Vice President Joe Biden and House Speaker Paul Ryan laugh as Indian Prime Minister Narendra Modi addresses a joint meeting of Congress on Capitol Hill in Washington, June 8, 2016.

Vice President Joe Biden and House Speaker Paul Ryan laugh as Indian Prime Minister Narendra Modi addresses a joint meeting of Congress on Capitol Hill in Washington, June 8, 2016.

As leader of a nation beset with sectarian, religious and ethnic divisions, Indian Prime Minister Narendra Modi sought common understanding with U.S. lawmakers through humor.

“I’m informed that the working of the U.S. Congress is harmonious. I am also told that you are well-known for your bipartisanship,” Modi said to hearty laughter followed by applause, addressing a joint meeting of Congress Wednesday.

“Well, you are not alone. Time and again, I also witness a similar spirit in the Indian Parliament,” he added with playful sarcasm. “As you can see, we have many shared practices.”

Modi returned to humor again and again, noting that more Americans “bend to yoga than throw a curveball,” as the prime minister hailed a deepening relationship between Washington and New Dehli.

From blossoming trade to energy cooperation to shared strategic interests, Modi said the distance and mistrust that once marked U.S.-India ties are a thing of the past.

“Our relationship has overcome the hesitations of history. Candor and convergence define our conversations,” he said, and urged an even closer partnership for shared goals.

Modi’s speech was the sixth delivered by an Indian head of government to the U.S. legislature. It followed Tuesday’s meeting with President Barack Obama and an announcement that India will construct six nuclear reactors to be built by U.S. companies, the result of a civilian nuclear agreement the two countries reached in 2008.

President Barack Obama and Prime Minister Narendra Modi of India talk after a working lunch in the Cabinet Room of the White House, June 7, 2016.

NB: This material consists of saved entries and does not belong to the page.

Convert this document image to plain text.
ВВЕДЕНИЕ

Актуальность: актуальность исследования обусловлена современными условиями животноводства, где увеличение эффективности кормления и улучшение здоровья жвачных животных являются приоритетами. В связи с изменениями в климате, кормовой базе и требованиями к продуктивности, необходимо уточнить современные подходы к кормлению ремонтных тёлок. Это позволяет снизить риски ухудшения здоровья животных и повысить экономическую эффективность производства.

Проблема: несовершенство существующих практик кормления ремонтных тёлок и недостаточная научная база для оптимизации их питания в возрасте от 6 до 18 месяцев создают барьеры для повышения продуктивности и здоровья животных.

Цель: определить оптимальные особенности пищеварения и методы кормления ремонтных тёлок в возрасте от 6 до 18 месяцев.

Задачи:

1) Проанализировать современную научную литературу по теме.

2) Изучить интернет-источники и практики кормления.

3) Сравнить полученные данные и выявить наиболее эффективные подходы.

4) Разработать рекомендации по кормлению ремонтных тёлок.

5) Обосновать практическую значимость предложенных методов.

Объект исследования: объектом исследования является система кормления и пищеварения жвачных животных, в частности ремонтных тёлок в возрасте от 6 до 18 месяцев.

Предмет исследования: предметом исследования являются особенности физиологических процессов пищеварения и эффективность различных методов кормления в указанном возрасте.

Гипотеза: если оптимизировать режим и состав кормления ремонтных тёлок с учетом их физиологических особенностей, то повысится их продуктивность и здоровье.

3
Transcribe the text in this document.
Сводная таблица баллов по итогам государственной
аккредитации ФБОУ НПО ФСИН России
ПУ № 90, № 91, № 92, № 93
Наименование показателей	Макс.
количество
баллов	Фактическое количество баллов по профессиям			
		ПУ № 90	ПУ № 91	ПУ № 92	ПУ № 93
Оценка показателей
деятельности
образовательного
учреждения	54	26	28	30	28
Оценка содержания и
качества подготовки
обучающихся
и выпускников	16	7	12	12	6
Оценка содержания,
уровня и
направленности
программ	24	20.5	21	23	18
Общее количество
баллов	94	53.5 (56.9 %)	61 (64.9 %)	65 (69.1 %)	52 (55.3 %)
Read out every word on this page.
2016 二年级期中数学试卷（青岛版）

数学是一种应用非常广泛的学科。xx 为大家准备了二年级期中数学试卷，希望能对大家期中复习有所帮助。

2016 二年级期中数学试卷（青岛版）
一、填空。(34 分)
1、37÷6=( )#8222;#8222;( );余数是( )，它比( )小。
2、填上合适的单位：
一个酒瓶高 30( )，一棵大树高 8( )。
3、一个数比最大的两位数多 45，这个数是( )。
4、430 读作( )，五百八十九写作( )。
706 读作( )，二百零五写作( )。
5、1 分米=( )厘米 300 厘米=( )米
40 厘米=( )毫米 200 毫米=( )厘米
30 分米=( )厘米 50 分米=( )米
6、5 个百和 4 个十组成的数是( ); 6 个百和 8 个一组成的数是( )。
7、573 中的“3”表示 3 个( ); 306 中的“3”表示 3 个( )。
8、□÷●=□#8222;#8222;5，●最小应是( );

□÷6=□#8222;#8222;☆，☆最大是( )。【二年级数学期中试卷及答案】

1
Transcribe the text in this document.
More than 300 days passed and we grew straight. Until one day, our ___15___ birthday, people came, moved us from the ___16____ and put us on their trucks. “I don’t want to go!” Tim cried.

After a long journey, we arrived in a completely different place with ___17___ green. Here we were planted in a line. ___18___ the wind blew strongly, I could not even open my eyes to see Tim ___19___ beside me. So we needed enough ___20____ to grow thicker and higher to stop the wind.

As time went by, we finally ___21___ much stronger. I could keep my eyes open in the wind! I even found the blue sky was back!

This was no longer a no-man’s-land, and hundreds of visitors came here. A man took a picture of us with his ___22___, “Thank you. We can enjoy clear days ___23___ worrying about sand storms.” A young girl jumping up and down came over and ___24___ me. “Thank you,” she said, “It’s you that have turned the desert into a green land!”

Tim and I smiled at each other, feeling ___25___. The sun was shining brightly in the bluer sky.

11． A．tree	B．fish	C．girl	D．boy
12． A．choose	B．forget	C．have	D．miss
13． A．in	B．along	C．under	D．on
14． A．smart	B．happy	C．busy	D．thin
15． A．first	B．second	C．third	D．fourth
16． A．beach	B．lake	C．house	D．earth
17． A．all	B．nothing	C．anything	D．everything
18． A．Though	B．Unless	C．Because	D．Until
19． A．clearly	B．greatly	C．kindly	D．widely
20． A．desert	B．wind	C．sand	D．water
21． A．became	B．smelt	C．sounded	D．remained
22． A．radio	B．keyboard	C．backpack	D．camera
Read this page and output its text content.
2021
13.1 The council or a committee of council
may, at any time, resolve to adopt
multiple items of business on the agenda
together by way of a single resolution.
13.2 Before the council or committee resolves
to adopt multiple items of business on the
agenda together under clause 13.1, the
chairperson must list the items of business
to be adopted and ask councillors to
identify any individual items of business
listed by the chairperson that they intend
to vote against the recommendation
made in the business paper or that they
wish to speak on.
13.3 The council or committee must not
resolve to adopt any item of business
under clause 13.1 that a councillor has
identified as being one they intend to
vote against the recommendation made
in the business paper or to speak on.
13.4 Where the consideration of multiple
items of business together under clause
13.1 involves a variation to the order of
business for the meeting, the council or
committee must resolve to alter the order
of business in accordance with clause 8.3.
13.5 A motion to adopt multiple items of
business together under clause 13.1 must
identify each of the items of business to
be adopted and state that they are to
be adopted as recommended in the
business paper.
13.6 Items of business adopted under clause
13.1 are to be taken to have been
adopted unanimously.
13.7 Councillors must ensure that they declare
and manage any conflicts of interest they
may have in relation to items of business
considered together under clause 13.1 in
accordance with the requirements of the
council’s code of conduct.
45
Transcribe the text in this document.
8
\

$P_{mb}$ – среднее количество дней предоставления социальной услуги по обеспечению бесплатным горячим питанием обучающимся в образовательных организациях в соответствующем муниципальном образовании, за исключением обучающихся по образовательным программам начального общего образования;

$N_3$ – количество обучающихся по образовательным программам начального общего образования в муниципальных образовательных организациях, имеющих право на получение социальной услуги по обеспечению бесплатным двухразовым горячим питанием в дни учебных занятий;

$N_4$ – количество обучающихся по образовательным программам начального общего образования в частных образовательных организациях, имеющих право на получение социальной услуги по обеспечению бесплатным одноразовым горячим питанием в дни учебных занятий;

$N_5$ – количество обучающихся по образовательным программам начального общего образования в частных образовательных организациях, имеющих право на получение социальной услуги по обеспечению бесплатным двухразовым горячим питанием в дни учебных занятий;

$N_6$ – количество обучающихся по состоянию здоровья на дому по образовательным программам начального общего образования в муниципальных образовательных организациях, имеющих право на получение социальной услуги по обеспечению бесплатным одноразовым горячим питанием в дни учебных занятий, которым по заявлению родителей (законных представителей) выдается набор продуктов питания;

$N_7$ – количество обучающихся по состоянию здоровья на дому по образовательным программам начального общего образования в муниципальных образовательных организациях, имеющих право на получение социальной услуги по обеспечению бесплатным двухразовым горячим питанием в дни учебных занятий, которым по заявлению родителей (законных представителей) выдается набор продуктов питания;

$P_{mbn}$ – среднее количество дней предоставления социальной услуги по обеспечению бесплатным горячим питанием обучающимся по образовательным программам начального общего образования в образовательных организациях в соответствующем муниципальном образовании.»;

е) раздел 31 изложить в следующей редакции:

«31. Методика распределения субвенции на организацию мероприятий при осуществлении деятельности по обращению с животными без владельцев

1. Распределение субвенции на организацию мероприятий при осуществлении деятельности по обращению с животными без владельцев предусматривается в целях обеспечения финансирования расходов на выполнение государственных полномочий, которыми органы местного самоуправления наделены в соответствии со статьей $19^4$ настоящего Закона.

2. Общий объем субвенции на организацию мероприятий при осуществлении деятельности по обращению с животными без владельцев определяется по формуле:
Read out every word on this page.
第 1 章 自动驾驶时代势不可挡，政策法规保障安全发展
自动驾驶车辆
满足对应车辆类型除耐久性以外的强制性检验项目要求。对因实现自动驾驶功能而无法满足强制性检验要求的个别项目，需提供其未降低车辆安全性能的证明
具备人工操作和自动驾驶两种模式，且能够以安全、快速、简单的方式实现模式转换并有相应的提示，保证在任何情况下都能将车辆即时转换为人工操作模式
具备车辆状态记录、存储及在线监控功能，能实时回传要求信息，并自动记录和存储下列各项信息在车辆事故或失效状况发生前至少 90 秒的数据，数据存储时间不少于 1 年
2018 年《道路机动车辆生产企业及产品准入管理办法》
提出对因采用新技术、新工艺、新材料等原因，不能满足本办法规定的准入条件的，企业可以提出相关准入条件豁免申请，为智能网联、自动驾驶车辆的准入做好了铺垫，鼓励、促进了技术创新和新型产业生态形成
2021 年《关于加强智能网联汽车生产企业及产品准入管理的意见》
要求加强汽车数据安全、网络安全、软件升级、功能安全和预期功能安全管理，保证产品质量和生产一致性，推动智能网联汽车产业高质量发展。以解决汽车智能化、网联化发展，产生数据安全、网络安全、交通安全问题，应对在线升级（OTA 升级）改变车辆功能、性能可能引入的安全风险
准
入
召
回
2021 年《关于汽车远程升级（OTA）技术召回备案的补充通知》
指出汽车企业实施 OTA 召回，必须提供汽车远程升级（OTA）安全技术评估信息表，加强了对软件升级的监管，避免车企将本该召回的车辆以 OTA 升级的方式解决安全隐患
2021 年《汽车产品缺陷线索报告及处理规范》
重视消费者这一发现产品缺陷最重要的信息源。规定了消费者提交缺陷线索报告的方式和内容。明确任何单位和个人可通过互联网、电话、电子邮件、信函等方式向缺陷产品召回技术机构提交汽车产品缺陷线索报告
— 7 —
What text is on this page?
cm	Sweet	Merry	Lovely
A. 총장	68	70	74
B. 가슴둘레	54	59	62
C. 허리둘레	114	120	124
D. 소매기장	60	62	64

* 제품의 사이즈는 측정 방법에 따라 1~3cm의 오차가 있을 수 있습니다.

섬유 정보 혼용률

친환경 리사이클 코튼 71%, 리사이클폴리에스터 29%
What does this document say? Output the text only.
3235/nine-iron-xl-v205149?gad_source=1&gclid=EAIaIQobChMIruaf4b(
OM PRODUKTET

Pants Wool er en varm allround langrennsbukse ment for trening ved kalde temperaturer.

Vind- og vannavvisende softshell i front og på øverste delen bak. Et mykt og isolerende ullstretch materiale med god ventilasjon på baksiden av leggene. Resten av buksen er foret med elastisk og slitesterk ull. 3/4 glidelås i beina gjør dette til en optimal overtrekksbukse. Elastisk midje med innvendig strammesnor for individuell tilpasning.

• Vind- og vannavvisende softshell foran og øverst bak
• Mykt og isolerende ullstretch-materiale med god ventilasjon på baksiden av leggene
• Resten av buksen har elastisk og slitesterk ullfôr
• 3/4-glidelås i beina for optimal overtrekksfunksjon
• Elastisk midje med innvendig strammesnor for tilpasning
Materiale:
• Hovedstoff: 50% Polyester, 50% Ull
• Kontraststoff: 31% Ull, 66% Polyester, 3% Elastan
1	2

President Barack Obama and Prime Minister Narendra Modi of India talk after a working lunch in the Cabinet Room of the White House, June 7, 2016.

India also aims to approve the Paris climate accord by year’s end.

Senate Majority Leader Mitch McConnell said Modi’s address “shows how far our relationship has come in recent decades. Mutual misgivings have given way to mutual benefits in both the economic and security spheres. We are now key trading partners. We’re the two largest democracies in the world.”

“The growing relationship between us and India, I think, will be a good check and balance to China,” said Republican Senator Lindsey Graham of South Carolina. “They’ve become a regional superpower, and they can help us in Afghanistan and a lot of places.”

Graham added that closer ties with New Dehli do not mean the U.S. is downgrading Pakistan’s importance. “I don’t see it as a zero-sum game,” he said.

“I thought his [Modi’s] emphasis on renewable energy was important,” said Independent Senator Angus King of Maine, who caucuses with Democrats. “The temptation is to build the easiest, cheapest energy generation, and that would be unfortunate.

“I was in India a year and a-half ago, and it’s an incredibly dynamic society. They have great challenges and great opportunities,” King added.

Modi’s visit to Washington prompted protests by Sikhs and other minority groups.

The prime minister said India aspires to heal divisions.

“India kneels as one. India grows as one. India celebrates as one,” he said.

“He [Modi] has a difficult country to run with all kinds of difficult problems,” said Republican Senator Orrin Hatch of Utah. “It’s a large country with a large population, with untold resources and very brilliant people.”

Modi noted that many of India’s best and brightest are flourishing in the United States.

“They are among your best CEOs, academics, astronauts, scientists, economists, doctors – even spelling bee champions,” he said.